Nehmen Sie nicht an Linktauschprogrammen teil, die dazu dienen, Ihr Ranking oder Ihren PageRank zu verbessern. “

Als Linktauschprogramme werden folgende Maßnahmen aufgeführt:

  • Links mit der Absicht, den PageRank zu manipulieren
  • Links zu Webspammern oder “schlechter Nachbarschaft” im Web
  • Übermäßiger Linkaustausch und übermäßige gegenseitige Vernetzung
  • Kaufen oder Verkaufen von Links mit einem PageRank

Es schadet sicherlich nichts, wenn man den einen oder anderen Link zu einer befreundeten und thematisch passenden Seite tauscht. Nicht umsonst wird in den Google Richtlinien „übermäßiger“ Linktausch genannt, welcher das Suchergebnis auf unnatürliche Weise manipuliert. Und wer hat sich nicht schon einmal hohe Suchergebnisse geärgert, die keine Antwort auf die eigentliche Frage hatten.

Obwohl Links z.Z. noch eines der stärksten Kriterien für ein hohes Suchmaschinenranking darstellen und die Methoden zum Generieren von Links immer ausgefeilterwerden, arbeitet Google mit Hochdruck daran, Manipulationsversuche zum positiven Beeinflussen der Ergebnisseite zu unterbinden.

Wohlmöglich werden die Suchmaschinen das Kriterium “Link” in zukunft weniger stark gewichten, zumal nur die wenigsten Menschen im Web die Möglichkeit haben anhand eines Links auszudrücken, dass ihnen eine bestimmte Seite gefällt. Der Content einer Seite wird als Relevanzkriterium weiter zunehmen und über kurz oder lang der Schlüssek zum Glück werden.

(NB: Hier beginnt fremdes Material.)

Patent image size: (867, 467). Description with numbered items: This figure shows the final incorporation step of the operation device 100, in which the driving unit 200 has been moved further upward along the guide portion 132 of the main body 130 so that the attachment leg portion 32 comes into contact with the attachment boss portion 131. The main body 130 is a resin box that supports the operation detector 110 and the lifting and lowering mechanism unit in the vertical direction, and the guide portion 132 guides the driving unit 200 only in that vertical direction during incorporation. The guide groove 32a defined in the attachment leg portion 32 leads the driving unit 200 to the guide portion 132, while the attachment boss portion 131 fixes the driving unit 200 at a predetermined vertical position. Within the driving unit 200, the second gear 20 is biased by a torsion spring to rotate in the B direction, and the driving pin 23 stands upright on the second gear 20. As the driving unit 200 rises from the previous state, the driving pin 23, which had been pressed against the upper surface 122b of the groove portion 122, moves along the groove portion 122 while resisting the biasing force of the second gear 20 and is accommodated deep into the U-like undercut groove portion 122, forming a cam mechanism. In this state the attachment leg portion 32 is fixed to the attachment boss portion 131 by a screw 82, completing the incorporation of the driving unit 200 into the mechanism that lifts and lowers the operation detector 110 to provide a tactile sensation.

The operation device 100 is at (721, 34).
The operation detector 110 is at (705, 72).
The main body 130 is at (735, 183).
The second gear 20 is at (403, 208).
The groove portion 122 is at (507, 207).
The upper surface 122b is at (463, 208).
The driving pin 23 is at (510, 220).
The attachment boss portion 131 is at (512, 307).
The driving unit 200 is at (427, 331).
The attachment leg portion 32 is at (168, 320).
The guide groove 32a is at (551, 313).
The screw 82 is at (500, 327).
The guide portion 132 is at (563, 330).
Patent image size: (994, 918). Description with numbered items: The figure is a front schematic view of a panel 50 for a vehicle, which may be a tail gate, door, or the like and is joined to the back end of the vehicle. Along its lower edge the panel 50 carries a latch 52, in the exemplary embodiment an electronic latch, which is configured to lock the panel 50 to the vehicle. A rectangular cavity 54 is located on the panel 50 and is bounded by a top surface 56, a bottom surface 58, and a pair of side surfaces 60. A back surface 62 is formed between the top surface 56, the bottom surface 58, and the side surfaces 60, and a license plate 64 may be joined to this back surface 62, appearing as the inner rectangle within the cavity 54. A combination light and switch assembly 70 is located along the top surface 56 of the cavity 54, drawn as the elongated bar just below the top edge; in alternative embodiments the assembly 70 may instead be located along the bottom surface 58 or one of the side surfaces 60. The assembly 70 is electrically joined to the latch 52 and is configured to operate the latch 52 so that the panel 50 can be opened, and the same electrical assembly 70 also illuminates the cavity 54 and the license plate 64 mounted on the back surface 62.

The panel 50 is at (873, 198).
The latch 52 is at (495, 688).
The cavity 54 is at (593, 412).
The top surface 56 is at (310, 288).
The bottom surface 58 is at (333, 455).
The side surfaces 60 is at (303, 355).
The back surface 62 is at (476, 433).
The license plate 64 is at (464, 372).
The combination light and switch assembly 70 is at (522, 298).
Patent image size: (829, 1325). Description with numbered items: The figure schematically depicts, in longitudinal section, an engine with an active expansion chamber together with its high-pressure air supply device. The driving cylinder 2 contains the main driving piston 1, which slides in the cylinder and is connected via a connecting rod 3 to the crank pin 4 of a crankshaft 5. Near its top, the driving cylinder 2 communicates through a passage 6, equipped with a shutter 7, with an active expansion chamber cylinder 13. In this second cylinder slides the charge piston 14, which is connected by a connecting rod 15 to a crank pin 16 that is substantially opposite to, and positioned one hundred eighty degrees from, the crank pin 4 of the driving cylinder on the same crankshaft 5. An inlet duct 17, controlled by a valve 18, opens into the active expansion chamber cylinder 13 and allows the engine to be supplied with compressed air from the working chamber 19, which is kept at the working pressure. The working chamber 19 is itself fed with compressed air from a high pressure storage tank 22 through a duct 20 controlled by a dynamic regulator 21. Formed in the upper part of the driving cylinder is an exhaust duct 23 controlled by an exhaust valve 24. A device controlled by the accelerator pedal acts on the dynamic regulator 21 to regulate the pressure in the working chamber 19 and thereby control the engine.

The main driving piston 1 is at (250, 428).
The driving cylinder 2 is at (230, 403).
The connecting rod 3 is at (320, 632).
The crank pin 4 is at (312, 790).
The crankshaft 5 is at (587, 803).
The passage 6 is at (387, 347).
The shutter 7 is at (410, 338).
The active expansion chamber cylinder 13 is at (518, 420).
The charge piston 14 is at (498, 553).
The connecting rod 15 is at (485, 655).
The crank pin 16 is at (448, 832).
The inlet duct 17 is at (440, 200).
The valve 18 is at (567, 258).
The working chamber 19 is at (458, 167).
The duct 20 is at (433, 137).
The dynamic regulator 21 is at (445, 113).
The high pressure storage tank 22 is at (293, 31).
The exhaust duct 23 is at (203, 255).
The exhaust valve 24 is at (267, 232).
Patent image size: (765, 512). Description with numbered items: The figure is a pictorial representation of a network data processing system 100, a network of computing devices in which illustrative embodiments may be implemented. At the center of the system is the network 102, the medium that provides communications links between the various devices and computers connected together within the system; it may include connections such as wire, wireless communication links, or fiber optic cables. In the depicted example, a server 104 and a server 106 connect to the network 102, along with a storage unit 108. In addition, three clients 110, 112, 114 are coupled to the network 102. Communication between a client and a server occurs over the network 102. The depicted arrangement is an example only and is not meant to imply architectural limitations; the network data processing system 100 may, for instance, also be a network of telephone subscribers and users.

Eine hohe Position muss sich erst verdient werden. Die beste Methode, die Webmaster anderer Webseiten dazu zu bewegen, Links auf die eigene Seite zu setzen, ist individueller und relevanter Content, der sich schnell großer Beliebtheit bei der Internet-Community erfreut. Je nützlicher der bereitgestellte Content ist, desto größer ist die Wahrscheinlichkeit, dass auch andere Webseitenbetreiber diesen Content als wertvoll für ihre Leser erachten und Links zur eigenen Seite setzen.